In 1990 the regiment was authorised, after almost 100 years of requests, to maintain the lineage of 10th Madras Infantry, thus gaining the battle honours and traditions going back to the 14th Battalion of Coast Sepoys raised by the East India Company in 1766. The lineage is special in that it is among the oldest in the British Indian Army. Though the lineage was granted, the history of the regiment is not continuous. The modern regiment was re-formed exclusively from the Kubo Valley Military Police after the old 10th Madras had been disbanded.

In 1991 the regiment deployed to Hong Kong for the last time, remaining there until 1993 when it returned to the Gurkha base at Church Crookham, also for the last time.

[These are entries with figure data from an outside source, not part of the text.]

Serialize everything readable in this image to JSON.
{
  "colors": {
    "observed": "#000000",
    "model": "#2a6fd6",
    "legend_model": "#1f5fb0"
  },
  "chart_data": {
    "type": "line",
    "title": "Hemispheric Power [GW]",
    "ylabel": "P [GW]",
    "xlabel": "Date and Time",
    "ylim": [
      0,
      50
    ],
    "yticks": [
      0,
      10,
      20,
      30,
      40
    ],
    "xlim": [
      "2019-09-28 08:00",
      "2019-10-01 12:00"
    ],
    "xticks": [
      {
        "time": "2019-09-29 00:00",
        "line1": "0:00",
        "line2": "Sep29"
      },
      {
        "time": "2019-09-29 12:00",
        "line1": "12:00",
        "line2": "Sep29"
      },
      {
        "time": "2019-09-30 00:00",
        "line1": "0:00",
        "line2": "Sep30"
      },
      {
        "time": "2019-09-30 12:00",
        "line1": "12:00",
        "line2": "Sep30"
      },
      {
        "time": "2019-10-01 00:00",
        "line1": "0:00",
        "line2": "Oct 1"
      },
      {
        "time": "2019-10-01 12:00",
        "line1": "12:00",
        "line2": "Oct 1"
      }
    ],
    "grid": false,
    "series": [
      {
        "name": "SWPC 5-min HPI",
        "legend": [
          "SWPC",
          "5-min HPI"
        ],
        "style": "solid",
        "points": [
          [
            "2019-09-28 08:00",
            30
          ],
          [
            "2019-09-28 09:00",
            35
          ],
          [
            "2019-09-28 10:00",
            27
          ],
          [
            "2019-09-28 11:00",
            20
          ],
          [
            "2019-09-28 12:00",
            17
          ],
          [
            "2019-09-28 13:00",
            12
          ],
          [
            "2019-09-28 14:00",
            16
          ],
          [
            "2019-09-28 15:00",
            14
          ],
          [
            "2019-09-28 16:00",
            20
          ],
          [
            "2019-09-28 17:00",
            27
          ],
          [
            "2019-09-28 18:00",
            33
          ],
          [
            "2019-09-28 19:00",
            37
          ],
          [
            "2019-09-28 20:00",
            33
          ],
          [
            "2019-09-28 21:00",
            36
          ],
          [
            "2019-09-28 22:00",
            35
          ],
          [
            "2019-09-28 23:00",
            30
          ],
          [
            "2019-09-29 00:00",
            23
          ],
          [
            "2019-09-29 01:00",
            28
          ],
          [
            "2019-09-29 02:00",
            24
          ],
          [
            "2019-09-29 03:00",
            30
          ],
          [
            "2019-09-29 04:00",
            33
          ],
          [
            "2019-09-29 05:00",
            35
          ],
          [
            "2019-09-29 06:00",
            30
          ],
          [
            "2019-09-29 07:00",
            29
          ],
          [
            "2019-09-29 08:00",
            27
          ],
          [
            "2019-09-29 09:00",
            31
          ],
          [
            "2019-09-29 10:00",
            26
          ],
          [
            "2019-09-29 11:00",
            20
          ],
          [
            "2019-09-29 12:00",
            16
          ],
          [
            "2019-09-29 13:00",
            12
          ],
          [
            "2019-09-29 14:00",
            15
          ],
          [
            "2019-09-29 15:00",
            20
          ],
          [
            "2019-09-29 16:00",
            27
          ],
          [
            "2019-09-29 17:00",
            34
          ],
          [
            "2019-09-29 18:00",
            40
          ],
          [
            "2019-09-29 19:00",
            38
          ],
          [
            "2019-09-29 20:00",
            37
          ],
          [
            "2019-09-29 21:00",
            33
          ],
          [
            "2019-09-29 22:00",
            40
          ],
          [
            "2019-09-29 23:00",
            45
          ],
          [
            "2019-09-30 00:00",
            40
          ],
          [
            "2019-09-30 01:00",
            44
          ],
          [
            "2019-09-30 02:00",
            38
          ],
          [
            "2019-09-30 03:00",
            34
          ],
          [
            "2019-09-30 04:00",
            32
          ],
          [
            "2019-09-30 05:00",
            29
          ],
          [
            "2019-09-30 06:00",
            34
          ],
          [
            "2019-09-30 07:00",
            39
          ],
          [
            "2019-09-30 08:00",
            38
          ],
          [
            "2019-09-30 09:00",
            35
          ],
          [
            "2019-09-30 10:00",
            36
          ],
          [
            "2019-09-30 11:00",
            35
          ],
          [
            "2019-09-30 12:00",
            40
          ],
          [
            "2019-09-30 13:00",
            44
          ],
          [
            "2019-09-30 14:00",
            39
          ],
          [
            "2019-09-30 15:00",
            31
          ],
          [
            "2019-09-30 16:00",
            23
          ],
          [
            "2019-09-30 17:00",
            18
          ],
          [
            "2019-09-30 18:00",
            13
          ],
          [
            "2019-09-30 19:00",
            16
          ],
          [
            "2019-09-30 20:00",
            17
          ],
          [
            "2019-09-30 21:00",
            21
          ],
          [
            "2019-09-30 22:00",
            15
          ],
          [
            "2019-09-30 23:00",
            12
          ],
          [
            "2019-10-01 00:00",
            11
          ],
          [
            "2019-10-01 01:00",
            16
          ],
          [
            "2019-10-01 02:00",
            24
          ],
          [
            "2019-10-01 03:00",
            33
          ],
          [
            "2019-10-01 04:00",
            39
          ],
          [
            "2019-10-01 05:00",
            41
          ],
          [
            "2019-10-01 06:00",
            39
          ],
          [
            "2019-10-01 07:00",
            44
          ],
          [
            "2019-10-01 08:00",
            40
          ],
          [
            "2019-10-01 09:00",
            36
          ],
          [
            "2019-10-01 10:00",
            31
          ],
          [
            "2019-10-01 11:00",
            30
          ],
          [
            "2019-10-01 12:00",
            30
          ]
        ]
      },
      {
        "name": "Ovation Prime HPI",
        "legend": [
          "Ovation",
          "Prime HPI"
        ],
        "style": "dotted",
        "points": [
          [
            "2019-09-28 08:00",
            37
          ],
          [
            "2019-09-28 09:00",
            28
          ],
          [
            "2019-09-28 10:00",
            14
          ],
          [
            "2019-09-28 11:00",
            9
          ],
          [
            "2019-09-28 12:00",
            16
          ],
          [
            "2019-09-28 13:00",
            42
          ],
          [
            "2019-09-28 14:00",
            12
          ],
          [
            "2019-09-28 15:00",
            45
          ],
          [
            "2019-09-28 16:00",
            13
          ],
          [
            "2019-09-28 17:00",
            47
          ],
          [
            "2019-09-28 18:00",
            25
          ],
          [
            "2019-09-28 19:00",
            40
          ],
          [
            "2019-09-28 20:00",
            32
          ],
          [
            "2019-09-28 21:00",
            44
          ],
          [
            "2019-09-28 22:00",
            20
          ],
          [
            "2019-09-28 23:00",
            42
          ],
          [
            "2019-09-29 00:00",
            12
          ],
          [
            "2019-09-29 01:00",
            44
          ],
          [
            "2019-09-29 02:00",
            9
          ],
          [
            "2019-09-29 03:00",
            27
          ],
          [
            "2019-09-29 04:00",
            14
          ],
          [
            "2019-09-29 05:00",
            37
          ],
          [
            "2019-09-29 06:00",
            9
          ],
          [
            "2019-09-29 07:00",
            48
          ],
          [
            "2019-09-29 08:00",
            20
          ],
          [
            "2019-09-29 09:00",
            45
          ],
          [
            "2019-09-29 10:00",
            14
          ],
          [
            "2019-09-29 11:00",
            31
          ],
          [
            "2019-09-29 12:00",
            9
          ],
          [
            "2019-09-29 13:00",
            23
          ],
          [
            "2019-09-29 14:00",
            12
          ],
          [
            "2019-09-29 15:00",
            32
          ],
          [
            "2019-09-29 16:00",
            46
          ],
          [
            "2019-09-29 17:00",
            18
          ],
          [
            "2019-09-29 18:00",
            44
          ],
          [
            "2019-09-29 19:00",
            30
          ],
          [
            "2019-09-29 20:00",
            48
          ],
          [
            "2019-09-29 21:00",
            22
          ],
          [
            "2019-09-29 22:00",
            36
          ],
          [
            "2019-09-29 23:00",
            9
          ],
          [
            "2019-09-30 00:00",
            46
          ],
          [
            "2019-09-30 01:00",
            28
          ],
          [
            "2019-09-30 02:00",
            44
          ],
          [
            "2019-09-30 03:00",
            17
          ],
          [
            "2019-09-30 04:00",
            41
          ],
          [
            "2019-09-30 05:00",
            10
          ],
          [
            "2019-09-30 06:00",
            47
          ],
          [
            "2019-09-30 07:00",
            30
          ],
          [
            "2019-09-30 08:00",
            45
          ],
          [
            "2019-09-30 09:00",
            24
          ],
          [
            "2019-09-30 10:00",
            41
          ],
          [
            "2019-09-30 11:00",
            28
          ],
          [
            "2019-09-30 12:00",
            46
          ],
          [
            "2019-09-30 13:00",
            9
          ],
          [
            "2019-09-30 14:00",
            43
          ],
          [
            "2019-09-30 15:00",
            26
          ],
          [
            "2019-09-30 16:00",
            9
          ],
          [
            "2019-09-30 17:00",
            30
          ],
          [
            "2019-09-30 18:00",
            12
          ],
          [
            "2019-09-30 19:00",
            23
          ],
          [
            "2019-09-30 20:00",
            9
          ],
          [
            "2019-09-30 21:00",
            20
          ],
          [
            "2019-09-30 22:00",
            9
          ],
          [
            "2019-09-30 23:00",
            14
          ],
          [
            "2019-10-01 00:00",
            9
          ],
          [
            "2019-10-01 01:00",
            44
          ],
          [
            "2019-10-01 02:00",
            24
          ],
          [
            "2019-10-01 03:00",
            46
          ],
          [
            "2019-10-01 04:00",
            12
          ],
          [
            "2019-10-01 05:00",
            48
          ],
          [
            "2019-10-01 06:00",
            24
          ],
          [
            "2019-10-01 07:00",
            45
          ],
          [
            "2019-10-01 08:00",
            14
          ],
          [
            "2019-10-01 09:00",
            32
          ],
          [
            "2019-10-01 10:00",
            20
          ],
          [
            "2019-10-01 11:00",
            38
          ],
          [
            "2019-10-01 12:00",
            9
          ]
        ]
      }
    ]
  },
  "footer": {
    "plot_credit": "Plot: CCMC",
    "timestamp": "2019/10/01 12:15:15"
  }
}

In 1994 the 10th Gurkhas were amalgamated with the 2nd Gurkha Rifles, 6th Gurkha Rifles and the 7th Gurkha Rifles to form the Royal Gurkha Rifles, the 10th Gurkhas becoming the 3rd Battalion.[4] In 1996 the Battalion was amalgamated with the 2nd Battalion of the Royal Gurkha Rifles while in Brunei.

Badge and honorary badges

A bugle horn stringed interlaced with a kukri fessewise the blade to the sinister, above the kukri the cipher of HRH Princess Mary (The Princess Royal) and below it the numeral 10.

  • The Badge of a Rock Fort for Amboor.
  • The Badge of an Elephant for Assaye.

Titles of the Regiment and its Predecessors

1766–1767—14th Battalion of Coast Sepoys
1767–1769— Amboor Battalion
1769–1770— 11th Carnatic Battalion
1770–1784— 10th Carnatic Battalion
1784–1796— 10th Madras Battalion
1796–1824— 1st Battalion, 10th Regiment Madras Native Infantry
1824–1885— 10th Regiment Madras Native Infantry
1885–1890— 10th Regiment, Madras Infantry
1890–1891— 10th (Burma) Regiment of Madras Infantry
1891–1892— 10th Regiment (1st Burma Battalion) of Madras Infantry
1892–1895— 10th Regiment (1st Burma Rifles), Madras Infantry
1895–1901— 10th Regiment (1st Burma Gurkha Rifles), Madras Infantry
1901–1950— 10th Gurkha Rifles
1950–1994— 10th Princess Mary’s Own Gurkha Rifles.